There have been refreshingly few issues that have surfaced regarding the iPad 4. Nothing like the “antennagate” of the iPhone 4 has afflicted the iPad 4.
However, the iPad 4 has been recognised as a moment of downturn for the 9.7-inch iPad. In January it was reported that Sharp had severely cut-down the production of iPad screens as sales of the tablet were eaten up by the iPad mini, its smaller sibling.
More recently in March 2013, David Hsieh of NPD suggested that Apple had re-worked its expected sales figures for 2013 to account for the huge popularity of the iPad mini. Where Apple had predicted 60 million full-size iPad sales and 40 million iPad mini sales, it has moved the goal posts to 55 million iPad minis and 33 million iPads.
Is this bad news for the iPad 4? It’s no reason not to buy an iPad 4 if you’re certain you are after a larger tablet. As the tablets run the same operating system, there’s no chance of the iPad going suddenly, irrecoverably “out of date”.
However, the iPad Air is now released and some of you may want to consider opting for that instead.
The iPad Air has an extensively reworked body that is a good deal thinner and lighter than the iPad 4. It has a slimmed-down screen bezel – rather than the chunky screen surround of the iPad 4.
The iPad Air makes the iPad 4 look extremely chunky. But then so would an iPad 2 – the second-generation iPad is still the thinnest and lightest 9.7-inch iPad to date.
Apple also offers models savings on refurbished iPads and they can be a great deal and come with 12 months warranty.
Apple has hardly deviated with the design of the iPad 4. It is to all intents and purposes exactly the same as the iPad 3, and that’s both a good and a bad thing.
On the one hand the iPad remains the best built, most premium looking and feeling tablet available. The fit and finish is still a class above with that gorgeously curvy aluminium back and simple glass front combining to make the device feel like it’s completely solid. The iPad mini does give it a run for its money but there’s just a little bit more flex to its chassis which to our minds means the bigger model takes the crown.

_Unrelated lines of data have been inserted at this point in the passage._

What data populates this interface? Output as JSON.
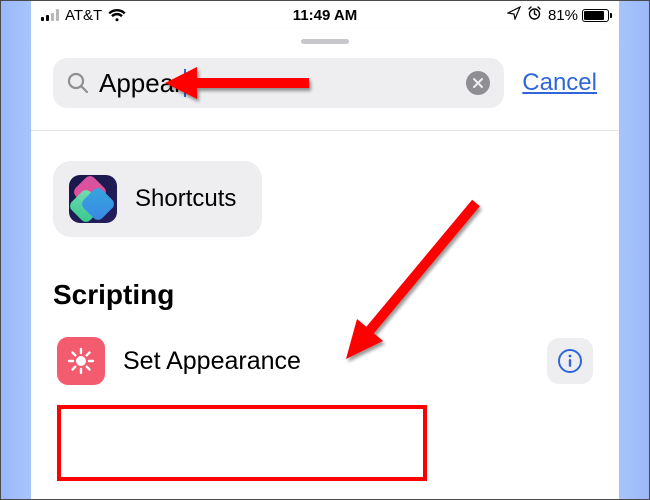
{
  "status": {
    "carrier": "AT&T",
    "time": "11:49 AM",
    "battery_pct": "81%"
  },
  "search": {
    "value": "Appear",
    "clear_icon": "clear-icon",
    "cancel": "Cancel"
  },
  "suggestion": {
    "app": "Shortcuts"
  },
  "section": {
    "title": "Scripting"
  },
  "action": {
    "label": "Set Appearance",
    "icon": "brightness-icon",
    "info": "info-icon"
  },
  "colors": {
    "accent": "#2f67d8",
    "annotation": "#ff0000",
    "action_icon_bg": "#f35c6e"
  }
}
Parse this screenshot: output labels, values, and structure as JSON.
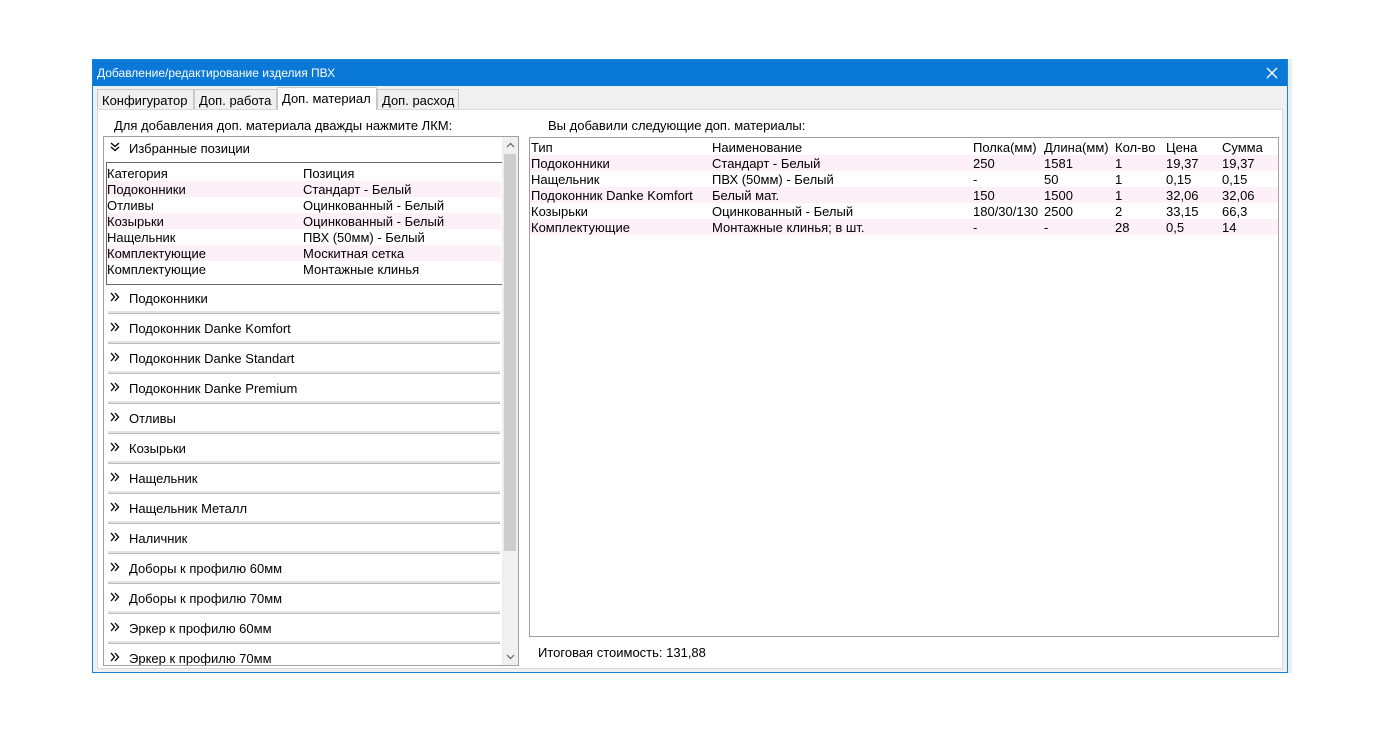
{
  "window": {
    "title": "Добавление/редактирование изделия ПВХ"
  },
  "tabs": [
    {
      "label": "Конфигуратор",
      "active": false
    },
    {
      "label": "Доп. работа",
      "active": false
    },
    {
      "label": "Доп. материал",
      "active": true
    },
    {
      "label": "Доп. расход",
      "active": false
    }
  ],
  "left": {
    "instruction": "Для добавления доп. материала дважды нажмите ЛКМ:",
    "favorites_title": "Избранные позиции",
    "favorites_columns": [
      "Категория",
      "Позиция"
    ],
    "favorites_rows": [
      [
        "Подоконники",
        "Стандарт - Белый"
      ],
      [
        "Отливы",
        "Оцинкованный - Белый"
      ],
      [
        "Козырьки",
        "Оцинкованный - Белый"
      ],
      [
        "Нащельник",
        "ПВХ (50мм) - Белый"
      ],
      [
        "Комплектующие",
        "Москитная сетка"
      ],
      [
        "Комплектующие",
        "Монтажные клинья"
      ]
    ],
    "groups": [
      "Подоконники",
      "Подоконник Danke Komfort",
      "Подоконник Danke Standart",
      "Подоконник Danke Premium",
      "Отливы",
      "Козырьки",
      "Нащельник",
      "Нащельник Металл",
      "Наличник",
      "Доборы к профилю 60мм",
      "Доборы к профилю 70мм",
      "Эркер к профилю 60мм",
      "Эркер к профилю 70мм"
    ]
  },
  "right": {
    "heading": "Вы добавили следующие доп. материалы:",
    "columns": [
      "Тип",
      "Наименование",
      "Полка(мм)",
      "Длина(мм)",
      "Кол-во",
      "Цена",
      "Сумма"
    ],
    "rows": [
      [
        "Подоконники",
        "Стандарт - Белый",
        "250",
        "1581",
        "1",
        "19,37",
        "19,37"
      ],
      [
        "Нащельник",
        "ПВХ (50мм) - Белый",
        "-",
        "50",
        "1",
        "0,15",
        "0,15"
      ],
      [
        "Подоконник Danke Komfort",
        "Белый мат.",
        "150",
        "1500",
        "1",
        "32,06",
        "32,06"
      ],
      [
        "Козырьки",
        "Оцинкованный - Белый",
        "180/30/130",
        "2500",
        "2",
        "33,15",
        "66,3"
      ],
      [
        "Комплектующие",
        "Монтажные клинья; в шт.",
        "-",
        "-",
        "28",
        "0,5",
        "14"
      ]
    ],
    "total_label": "Итоговая стоимость: 131,88"
  },
  "icons": {
    "close": "close-icon",
    "expanded": "chevron-double-down-icon",
    "collapsed": "chevron-double-right-icon",
    "scroll_up": "arrow-up-icon",
    "scroll_down": "arrow-down-icon"
  },
  "colors": {
    "titlebar": "#0a78d7",
    "row_alt": "#fdf0f8"
  }
}
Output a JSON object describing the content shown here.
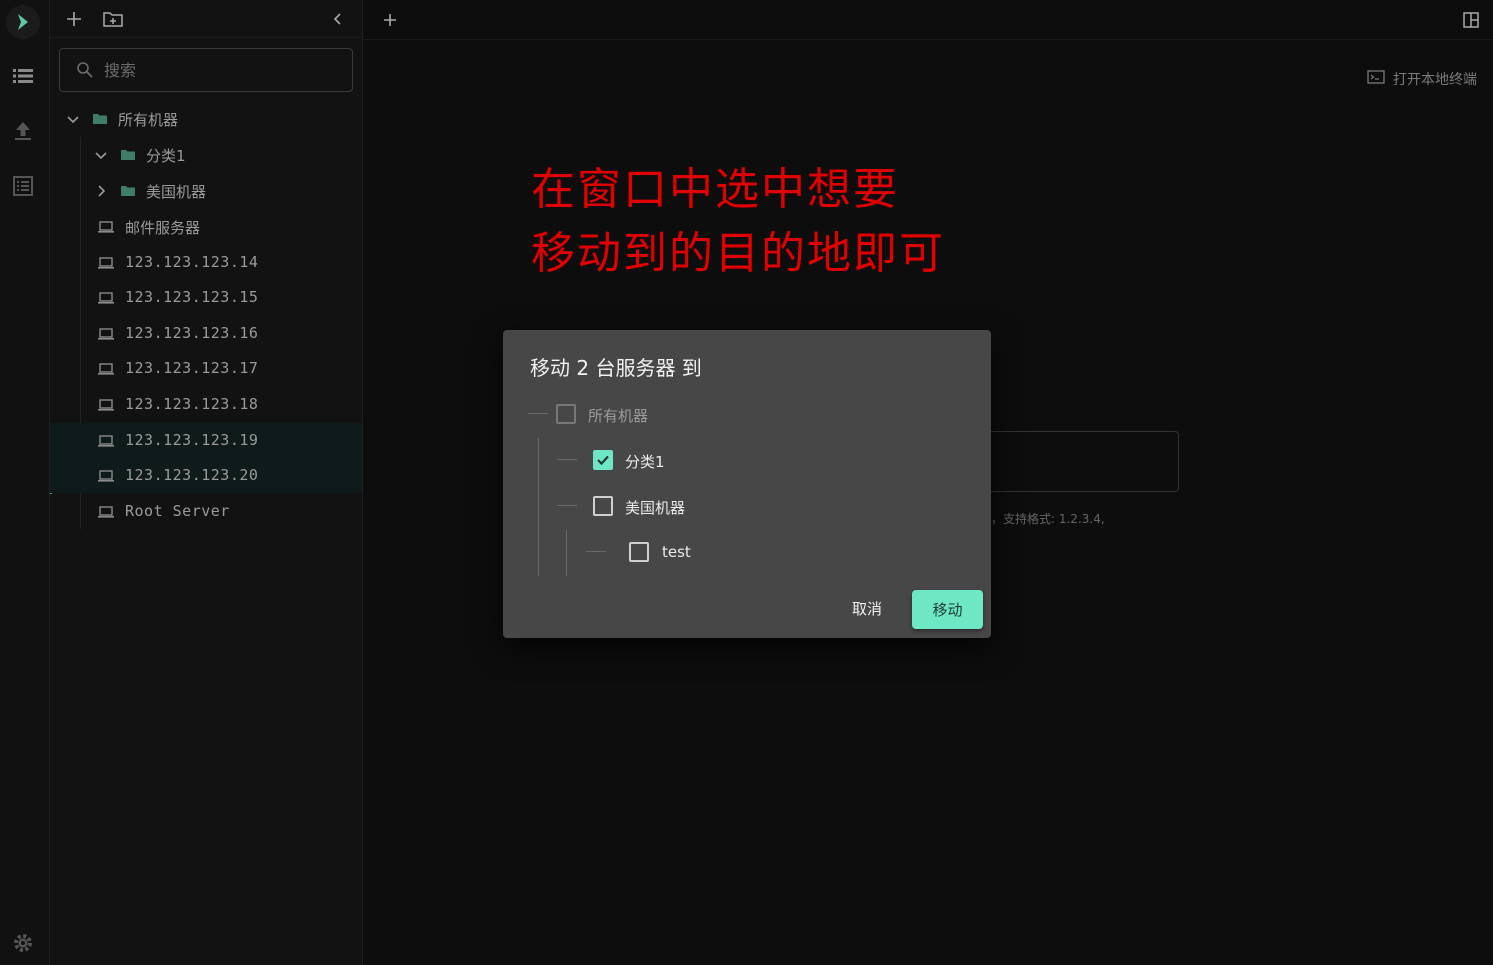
{
  "rail": {
    "icons": [
      "logo-icon",
      "server-list-icon",
      "upload-icon",
      "log-list-icon",
      "settings-icon"
    ]
  },
  "sidebar": {
    "search_placeholder": "搜索",
    "tree": {
      "root": "所有机器",
      "folder1": "分类1",
      "folder2": "美国机器",
      "servers": [
        "邮件服务器",
        "123.123.123.14",
        "123.123.123.15",
        "123.123.123.16",
        "123.123.123.17",
        "123.123.123.18",
        "123.123.123.19",
        "123.123.123.20",
        "Root Server"
      ]
    }
  },
  "main": {
    "terminal_link": "打开本地终端",
    "annotation_line1": "在窗口中选中想要",
    "annotation_line2": "移动到的目的地即可",
    "hint_fragment": "），支持格式: 1.2.3.4,"
  },
  "dialog": {
    "title": "移动 2 台服务器 到",
    "options": {
      "root": "所有机器",
      "folder1": "分类1",
      "folder2": "美国机器",
      "sub": "test"
    },
    "checked": {
      "root": false,
      "folder1": true,
      "folder2": false,
      "sub": false
    },
    "cancel_label": "取消",
    "move_label": "移动"
  },
  "colors": {
    "accent": "#6ee7c4",
    "annotation": "#e00000",
    "dialog_bg": "#474747"
  }
}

However, the iPad mini does again highlight just how large and heavy the full-size iPad is, whether the 1st, 2nd, 3rd or 4th generation. Weighing in at either 652g (Wi-Fi only) or 662g (Wi-Fi and Cellular), the iPad 4 is simply too much to hold one handed for any period of time. Plus it’s literally too much to hold one handed, with its 185.7mm width being far too expansive for your average hand to fit around, though of course that’s to be expected of a larger tablet.
This does highlight something we’ve long felt though: the iPad is in a no-mans land when it comes to size. It’s too large for total portability and too small to effectively replace a laptop (or at the very least, Apple hasn’t embraced the laptop replacement potential, with good accessories like on the Asus Transformer range) and that impression is no less dimmed with the arrival of the iPad 4 – as a portable, bigger-than-a-phone screen, the iPad mini is much more tempting to us.
But, if you’re happy that you want a tablet of classic iPad proportions the iPad 4 will do you as proud as any iPad before.